Keywords: Refused child, Underdog child, Education, 18th century.
Resumen: El siglo XVIII, en la Feligresía de Nuestra Señora de la Presentación, con sede episcopal en la ciudad de Natal, es el período para reflexionar sobre el estatuto de la educación del niño rechazado (y del niño desfavorecido en general) fuera de la escuela y por medio de la escuela. El trabajo, en el análisis del corpus documental circunscrito al siglo XVIII, se fundamenta en el entendimiento de Norbert Elias (1980; 2006) relativo a los procesos de dependencias e interdependencias que unen a las personas y al concepto de figuración. En términos de conclusión, el análisis histórico a que se ha procedido evidencia que el estatuto de la educación de las buenas costumbres fuera de la escuela sobrepujó en ese siglo XVIII la conservación del orden socio-religioso vigente. La excepción se debió a la creación de las asignaturas públicas de Gramática Latina (1731) y de Primeras Letras (1793), debido a la insistencia de los Oficiales del Senado de la Cámara de Natal en una recíproca interdependencia con los padres de niños y jóvenes.
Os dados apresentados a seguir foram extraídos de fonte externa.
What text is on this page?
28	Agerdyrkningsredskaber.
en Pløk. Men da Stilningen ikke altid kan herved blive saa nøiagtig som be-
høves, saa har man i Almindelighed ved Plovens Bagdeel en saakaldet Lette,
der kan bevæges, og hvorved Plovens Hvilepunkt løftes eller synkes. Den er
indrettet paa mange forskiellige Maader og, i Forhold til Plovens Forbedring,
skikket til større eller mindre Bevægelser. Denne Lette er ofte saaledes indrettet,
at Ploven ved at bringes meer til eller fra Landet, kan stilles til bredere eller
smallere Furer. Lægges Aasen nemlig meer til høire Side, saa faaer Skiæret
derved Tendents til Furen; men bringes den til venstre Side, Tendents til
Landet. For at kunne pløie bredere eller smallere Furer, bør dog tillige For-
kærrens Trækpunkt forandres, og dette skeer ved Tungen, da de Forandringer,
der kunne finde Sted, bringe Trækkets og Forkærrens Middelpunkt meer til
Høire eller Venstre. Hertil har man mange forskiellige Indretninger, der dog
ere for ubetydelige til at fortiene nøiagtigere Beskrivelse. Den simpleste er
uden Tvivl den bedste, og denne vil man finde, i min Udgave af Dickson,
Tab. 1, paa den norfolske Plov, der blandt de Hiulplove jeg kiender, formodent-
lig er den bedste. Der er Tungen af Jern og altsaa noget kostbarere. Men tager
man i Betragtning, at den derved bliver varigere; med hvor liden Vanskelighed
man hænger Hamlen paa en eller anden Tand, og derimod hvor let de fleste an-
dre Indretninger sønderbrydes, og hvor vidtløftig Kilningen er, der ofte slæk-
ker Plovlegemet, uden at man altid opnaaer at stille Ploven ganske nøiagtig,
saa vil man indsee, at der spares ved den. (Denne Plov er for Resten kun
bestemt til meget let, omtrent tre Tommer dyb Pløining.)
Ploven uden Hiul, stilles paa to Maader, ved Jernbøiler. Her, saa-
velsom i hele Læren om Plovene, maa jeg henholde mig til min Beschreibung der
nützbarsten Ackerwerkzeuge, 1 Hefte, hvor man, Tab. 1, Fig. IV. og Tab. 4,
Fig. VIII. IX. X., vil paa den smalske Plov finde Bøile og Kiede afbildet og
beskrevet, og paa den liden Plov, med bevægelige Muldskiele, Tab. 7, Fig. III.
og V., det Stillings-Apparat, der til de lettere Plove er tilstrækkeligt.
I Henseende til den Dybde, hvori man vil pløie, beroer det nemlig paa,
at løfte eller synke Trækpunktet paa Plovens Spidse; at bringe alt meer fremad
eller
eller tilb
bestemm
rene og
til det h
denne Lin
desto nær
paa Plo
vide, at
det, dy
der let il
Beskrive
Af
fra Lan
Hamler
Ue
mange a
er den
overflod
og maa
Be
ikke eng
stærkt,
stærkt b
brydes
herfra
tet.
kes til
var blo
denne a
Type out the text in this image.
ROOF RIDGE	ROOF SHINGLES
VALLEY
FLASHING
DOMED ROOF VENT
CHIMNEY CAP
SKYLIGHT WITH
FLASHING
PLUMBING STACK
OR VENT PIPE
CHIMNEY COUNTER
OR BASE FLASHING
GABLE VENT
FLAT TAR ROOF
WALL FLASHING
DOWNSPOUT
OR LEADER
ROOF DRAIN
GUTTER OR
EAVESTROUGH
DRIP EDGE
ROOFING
Palabras clave: Niño rechazado, Niño desfavorecido, Educación, Siglo XVIII.
A educação da criança enjeitada e da súdita na Freguesia de Nossa Senhora da Apresentação (Natal, século XVIII)
The education of the refused and underdog child in the Parish of Our Lady of the Presentation (Christmas, XVIII century)
La educación del niño rechazado y desfavorecido en la Feligresía de Nuestra Señora de la Presentación (Natal, siglo XVIII)
Recepção: 19 Fevereiro 2018
Aprovação: 06 Março 2018
Ao começar o século XVIII, o Rio Grande do Norte constituía uma Capitania subordinada ao governo de Pernambuco (Carta Régia de 11 de janeiro de 1701), tendo sido anteriormente subordianada ao governo e ao bispado da Bahia. Nos termos dessa Carta Régia, conforme o historiador Tavares de Lyra (1998, p. 159), a Capitania deixou de ser diretamente submissa ao governo da Bahia “[...] para ficar sujeita ao governo de Pernambuco, que estava mais próximo, e ser assim conveniente à boa administração da justiça e bem dos vassalos”. Para fazer cumprir as determinações do “governo” da Igreja Católica Apostólica Romana, a Capitania, desde meados do século XVII (1676), estava eclesiasticamente subordinada ao Bispado de Pernambuco.
Especialmente na Freguesia de Nossa Senhora da Apresentação − entre os anos de 1598 a 1614 −, os dogmas católicos, articuladamente com os procedimentos da Religião Católica, Apostólica e Romana, estariam lentamente sendo transmitidos mediante as atividades religiosas da pequena e rústica capelinha assistida pelo vigário Gaspar Gonçalves Rocha (desde 1598) e pela capelinha do Forte do Reis Magos, com a celebração da primeira missa pelo padre Gaspar de Sampéres (jesuíta que traçou a planta da construção do Forte). Também nesse período, registra-se a elevação da cidade à Freguesia de Nossa Senhora da Apresentação.
A Igreja da Matriz de Natal (sob a invocação de Nossa Senhora da Apresentação, Santa Padroeira da Freguesia) esteve sempre aberta às orações e aos cultos católicos de seus pouquíssimos fiéis moradores, quer fossem de cor branca, negra, mestiça, crioula (em sua maioria gente pobre), quer fossem indígenas ou escravos que se situavam nos estratos inferiores daquela formação social. Nos estratos superiores (senhores de terras e de escravos) encontravam-se homens e mulheres geralmente de cor branca.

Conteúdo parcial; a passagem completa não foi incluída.